Wilson first attended these conferences to understand how the field was changing beyond academia. What he found was an influential and highly connected network.

"I realized very quickly that this was a big field," he said. "These meetings helped me understand what skills professionals need today and what pathways our curriculum must provide."

When Geospatial World sought advice on strengthening its executive short courses, the conversations opened the door to a broader collaboration - one now formalized through the MOU.

The agreement also positions USC to help address the industry's shortage of experienced professionals. "Companies are acquiring entire firms just to secure talent," Wilson noted. "We can help prepare the leaders the field needs."

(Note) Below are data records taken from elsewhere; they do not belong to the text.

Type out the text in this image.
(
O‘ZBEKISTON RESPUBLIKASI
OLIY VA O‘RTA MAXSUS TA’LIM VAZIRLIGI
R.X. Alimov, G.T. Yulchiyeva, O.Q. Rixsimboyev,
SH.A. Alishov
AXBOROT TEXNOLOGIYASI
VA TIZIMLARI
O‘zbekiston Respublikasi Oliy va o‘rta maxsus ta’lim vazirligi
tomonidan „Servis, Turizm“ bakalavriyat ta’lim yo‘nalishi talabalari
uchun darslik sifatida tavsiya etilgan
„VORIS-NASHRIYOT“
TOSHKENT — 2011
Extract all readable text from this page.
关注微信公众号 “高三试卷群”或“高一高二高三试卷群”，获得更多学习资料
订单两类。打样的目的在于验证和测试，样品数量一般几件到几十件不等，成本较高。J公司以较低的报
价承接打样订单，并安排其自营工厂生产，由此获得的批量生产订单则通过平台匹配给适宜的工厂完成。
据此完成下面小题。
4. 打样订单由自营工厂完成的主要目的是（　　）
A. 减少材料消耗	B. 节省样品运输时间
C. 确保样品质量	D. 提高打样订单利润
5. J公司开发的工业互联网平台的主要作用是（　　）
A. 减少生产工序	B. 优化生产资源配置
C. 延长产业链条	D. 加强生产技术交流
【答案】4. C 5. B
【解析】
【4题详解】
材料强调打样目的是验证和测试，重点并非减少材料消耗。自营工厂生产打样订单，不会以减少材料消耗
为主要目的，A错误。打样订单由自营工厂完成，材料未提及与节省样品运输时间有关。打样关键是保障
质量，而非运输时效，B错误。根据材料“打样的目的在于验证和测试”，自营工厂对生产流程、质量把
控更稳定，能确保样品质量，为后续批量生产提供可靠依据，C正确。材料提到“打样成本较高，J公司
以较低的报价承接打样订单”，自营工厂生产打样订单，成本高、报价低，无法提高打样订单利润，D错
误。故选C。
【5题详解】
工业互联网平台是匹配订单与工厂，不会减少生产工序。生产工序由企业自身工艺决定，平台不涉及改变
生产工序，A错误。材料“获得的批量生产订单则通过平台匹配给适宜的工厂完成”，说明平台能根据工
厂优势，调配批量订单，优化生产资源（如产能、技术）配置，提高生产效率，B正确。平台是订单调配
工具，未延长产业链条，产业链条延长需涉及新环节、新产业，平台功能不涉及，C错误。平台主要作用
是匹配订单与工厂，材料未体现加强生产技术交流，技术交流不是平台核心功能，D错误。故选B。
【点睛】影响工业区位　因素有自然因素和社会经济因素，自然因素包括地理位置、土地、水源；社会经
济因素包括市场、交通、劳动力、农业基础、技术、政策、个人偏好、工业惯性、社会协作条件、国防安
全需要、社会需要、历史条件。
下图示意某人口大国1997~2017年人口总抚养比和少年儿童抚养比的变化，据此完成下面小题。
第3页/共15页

The partnership also supports USC's global vision. "I started attending these conferences not to build a partnership but to understand the field and how to recruit students. Now we have a collaboration that's good for our students, good for our research and good for the global geospatial community."

Defining the Future

Wilson's interest in geospatial science dates back to his childhood in a small New Zealand town on the South Island near Christchurch, where he spent hours in the public library reading issues of National Geographic. "A map is a language," he said. "It lets you organize and communicate something you want others to understand."

By the 1980s, he was writing his own code and building spatial analyses by hand - years before commercial GIS software existed. "I did everything manually or with programs I wrote. Today, a modern GIS could do that work in three days," Wilson reflected.

At USC, he was asked by the then-provost to envision what geospatial education could become. That proposal became the Spatial Sciences Institute, which he has guided for 15 years while mentoring more than 100 graduate students and shaping curriculum efforts nationally and internationally. His work includes contributions to the United Nations Committee on the Peaceful Uses of Outer Space and leadership roles with the University Consortium for Geographic Information Science.

As the spatial-science sector continues expanding, the timing of USC's agreement with Geospatial World could not be better, he said.

"I feel like the stars were aligned," Wilson added. "This collaboration helps us reach every part of the world - and it shows why USC is a place where students from any corner of the Earth can come to prepare for success in this field."